The Scottish Public Petitions Committee is always incredibly busy as it is one of the primary ways people here can engage with the political system, so for the best chance of success it was vital the petition was well argued and had plenty of supporting evidence. Prior to its submission in 2016 we spent a year researching, discovering that over four-fifths of state secondary schools in Scotland were visited by the armed forces in a two-year period. Afterwards, we took part in follow up hearings and associated media coverage.

Combined voices

During this process it was good to learn how many people and organisations are supportive of this kind of work. It can often feel like Quakers are a small group of people trying to make a very large point. I found out that there were many small groups trying to make this same point, and our combined voices became much stronger.

Support came from a number of different areas: from health professionals (Medact) and scientists (Scientists for Global Responsibility) to children's charities (Together Scotland) as well as the Scottish Commissioner for Children and Young People and the youth wing of the Scottish National Party.

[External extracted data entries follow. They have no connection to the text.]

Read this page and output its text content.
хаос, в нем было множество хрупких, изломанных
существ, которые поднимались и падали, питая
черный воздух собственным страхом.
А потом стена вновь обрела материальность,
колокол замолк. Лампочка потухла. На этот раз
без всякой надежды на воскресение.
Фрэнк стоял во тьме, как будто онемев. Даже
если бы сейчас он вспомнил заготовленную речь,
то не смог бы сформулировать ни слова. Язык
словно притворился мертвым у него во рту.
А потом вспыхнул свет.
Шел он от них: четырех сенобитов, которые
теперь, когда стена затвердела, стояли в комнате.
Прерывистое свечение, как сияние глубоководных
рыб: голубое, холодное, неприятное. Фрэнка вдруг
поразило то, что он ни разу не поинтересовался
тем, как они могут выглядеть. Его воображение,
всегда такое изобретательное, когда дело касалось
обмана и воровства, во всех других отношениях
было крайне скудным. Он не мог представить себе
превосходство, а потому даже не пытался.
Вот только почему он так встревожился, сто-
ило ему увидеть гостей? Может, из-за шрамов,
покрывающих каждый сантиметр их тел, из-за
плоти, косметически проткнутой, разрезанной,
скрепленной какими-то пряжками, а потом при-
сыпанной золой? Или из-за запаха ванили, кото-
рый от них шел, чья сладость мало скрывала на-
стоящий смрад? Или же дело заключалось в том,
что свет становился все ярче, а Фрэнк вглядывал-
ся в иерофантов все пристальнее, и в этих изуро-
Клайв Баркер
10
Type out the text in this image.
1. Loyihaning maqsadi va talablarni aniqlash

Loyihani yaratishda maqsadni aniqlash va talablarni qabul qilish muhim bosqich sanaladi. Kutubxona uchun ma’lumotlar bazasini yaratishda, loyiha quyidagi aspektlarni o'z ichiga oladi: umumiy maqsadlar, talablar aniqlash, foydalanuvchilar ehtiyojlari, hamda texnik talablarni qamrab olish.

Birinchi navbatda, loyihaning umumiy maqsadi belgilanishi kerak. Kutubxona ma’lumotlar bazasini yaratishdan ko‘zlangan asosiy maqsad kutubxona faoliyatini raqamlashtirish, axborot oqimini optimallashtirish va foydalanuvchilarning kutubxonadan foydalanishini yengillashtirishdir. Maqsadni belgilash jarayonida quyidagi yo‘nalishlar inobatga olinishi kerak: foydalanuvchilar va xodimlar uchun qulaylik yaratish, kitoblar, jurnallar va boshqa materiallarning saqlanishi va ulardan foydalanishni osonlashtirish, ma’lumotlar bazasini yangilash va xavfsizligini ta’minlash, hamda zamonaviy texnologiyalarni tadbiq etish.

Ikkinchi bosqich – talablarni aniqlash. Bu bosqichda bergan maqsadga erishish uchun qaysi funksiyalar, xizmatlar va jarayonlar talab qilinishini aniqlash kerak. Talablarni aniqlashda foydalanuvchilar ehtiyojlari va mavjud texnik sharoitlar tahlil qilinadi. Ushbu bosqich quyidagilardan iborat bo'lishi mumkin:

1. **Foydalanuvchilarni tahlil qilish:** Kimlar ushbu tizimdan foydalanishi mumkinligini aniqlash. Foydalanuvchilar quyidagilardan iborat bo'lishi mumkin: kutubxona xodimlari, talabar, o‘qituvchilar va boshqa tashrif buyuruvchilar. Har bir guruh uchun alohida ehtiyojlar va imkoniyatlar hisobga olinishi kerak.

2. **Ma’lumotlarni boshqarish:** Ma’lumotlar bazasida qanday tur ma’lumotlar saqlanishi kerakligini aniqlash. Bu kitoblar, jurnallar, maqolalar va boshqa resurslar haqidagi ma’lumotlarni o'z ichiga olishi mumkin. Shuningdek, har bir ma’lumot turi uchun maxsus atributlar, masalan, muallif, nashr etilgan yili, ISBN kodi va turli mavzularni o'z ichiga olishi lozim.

When I finally saw the committee's report I felt pleased and relieved. During the process it didn't always look as though we would make it to this stage, and every step we take forward in this discussion I consider a win. The report made a number of recommendations, including conducting a child rights and wellbeing assessment on whether the content of visits is appropriate and balanced, and that data about the visits be made publicly available by the Ministry of Defence.

While this marks a real milestone, it is not the end of the story. In August the Scottish government issued an underwhelming statement on the report, promising only a “consideration" of the recommendations. However the Petitions Committee process is balanced, and we have a chance to respond. Myself and ForcesWatch will be submitting our thoughts this September, and hope the committee will consider some further ideas in response to the Scottish Government.